Mittlerweile das Gegenteil vom eigentlichen Sinn?

Entgegen der eigentlichen Definition merkt Dr. Karsten Schubert direkt an, die Cancel Culture sei zu einem konservativen Kampfbegriff mutiert und mittlerweile ein strategisches Instrument, das progressive Normen, die darauf zielen, beispielsweise Sexismus, Rassismus oder Homophobie einzuschränken, kritisiert. Damit sei Cancel Culture zum Gegenteil von dem geworden, was eigentlich ihr Sinn ist:

"Die Grundfunktion dieses Begriffs als ein Kampfbegriff ist eine Umkehrung. Und zwar werden progressive Normen, die Rassismus, Sexismus und Homophobie kritisieren - was eigentlich die Freiheit für alle erhöht - die werden durch diesen Begriff der Cancel Culture als eine allgemeine Beschränkung individueller Freiheitsrechte dargestellt. [...] Und das dient letztlich dem konservativen Anliegen, nicht mehr so viel über die Diskriminierung zu sprechen und dadurch ein wenig die eigenen Privilegien ein Stück weit zu bewahren, die ja auch in Gefahr sind, abgebaut zu werden, wenn mehr über die Diskriminierung gesprochen wird."  - Dr. Karsten Schubert

Eigentlich soll Cancel Culture die Gesellschaft voranbringen

Neu ist das Prinzip an sich natürlich nicht, die Regulierung von öffentlichen Räumen durch Regeln und Normen gab es schon immer. Solche Kritik ist immerhin auch nötig, um unsere Gesellschaft insgesamt etwas gerechter zu gestalten. Denn wenn neue Regeln eingezogen werden - also beispielsweise antisemitische "Witze" bestimmter Comedians tatsächlich Konsequenzen haben und nicht einfach ignoriert oder gar beklatscht werden - dann ist das ein Zeichen von gesellschaftlichem Fortschritt und zwar durch Gesellschaftskritik. Laut Dr. Karsten Schubert werden dadurch nämlich Privilegiensysteme, durch die viele Menschen diskriminiert werden, aufgebrochen und Zugangschancen gerechter verteilt. Diesen Prozess kann man als Demokratisierung bezeichnen, sagt Dr. Karsten Schubert, was er unter anderem in seinem Text "Demokratisierung durch Cancel Culture" näher ausführt.

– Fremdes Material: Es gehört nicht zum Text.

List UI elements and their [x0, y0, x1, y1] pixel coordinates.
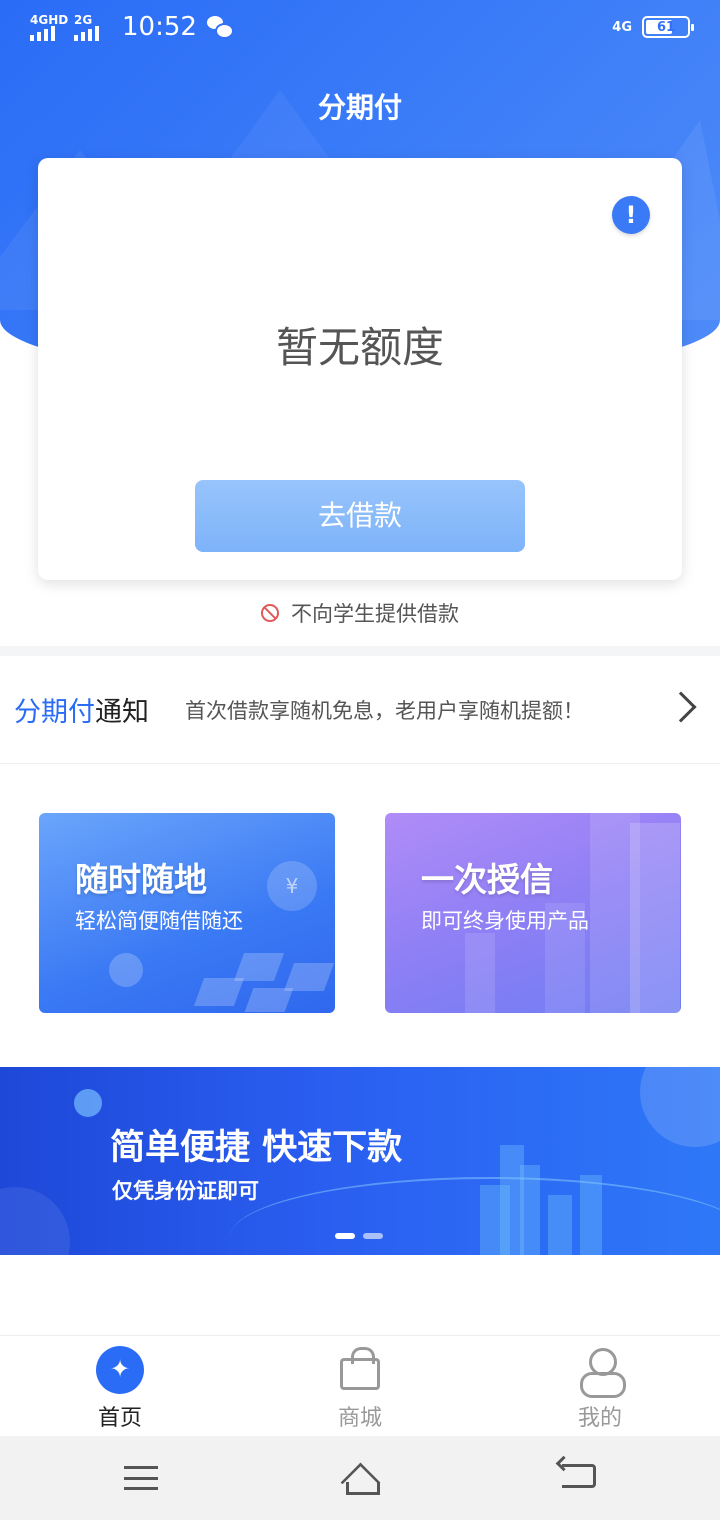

Es geht also eigentlich gar nicht um das vollumfängliche Canceln von einzelnen Menschen, sondern um eine Neuverteilung von Zugangschancen.

Immerhin gibt es nur wenige Fälle von komplettem Canceln, also dass Personen wirklich keine Aufträge mehr bekommen oder auch gar keine Chance haben, in der Öffentlichkeit darüber zu sprechen, dass sie - vermeintlich - gecancelt wurden - was übrigens ein "performativer Widerspruch" sei, wie es Dr. Karsten Schubert ausdrückt. Cancel Culture hat nach ihm einen sehr guten Zweck:

"Je öffentlicher und exponierter man ist und das heißt auch, je mehr Machtressourcen man hat, desto höher sind auch die Maßstäbe und desto angemessener - muss ich sagen - ist auch der Wunsch nach einer Korrektur, wenn es Fehlverhalten gibt. Weil es für unsere Selbstverständigung wichtig ist, wie solche sichtbaren und machtvollen Positionen ausgestaltet werden. Und das hängt nämlich zusammen mit der Repräsentationsfunktion von öffentlichen Personen, die sind ja besonders exponiert." - Dr. Karsten Schubert

Einschränkung der Meinungsfreiheit?

Diese Kritik an der Cancel Culture wird in der Debatte auch als "Chilling Effect", also als Abkühlung des öffentlichen Gesprächs, bezeichnet.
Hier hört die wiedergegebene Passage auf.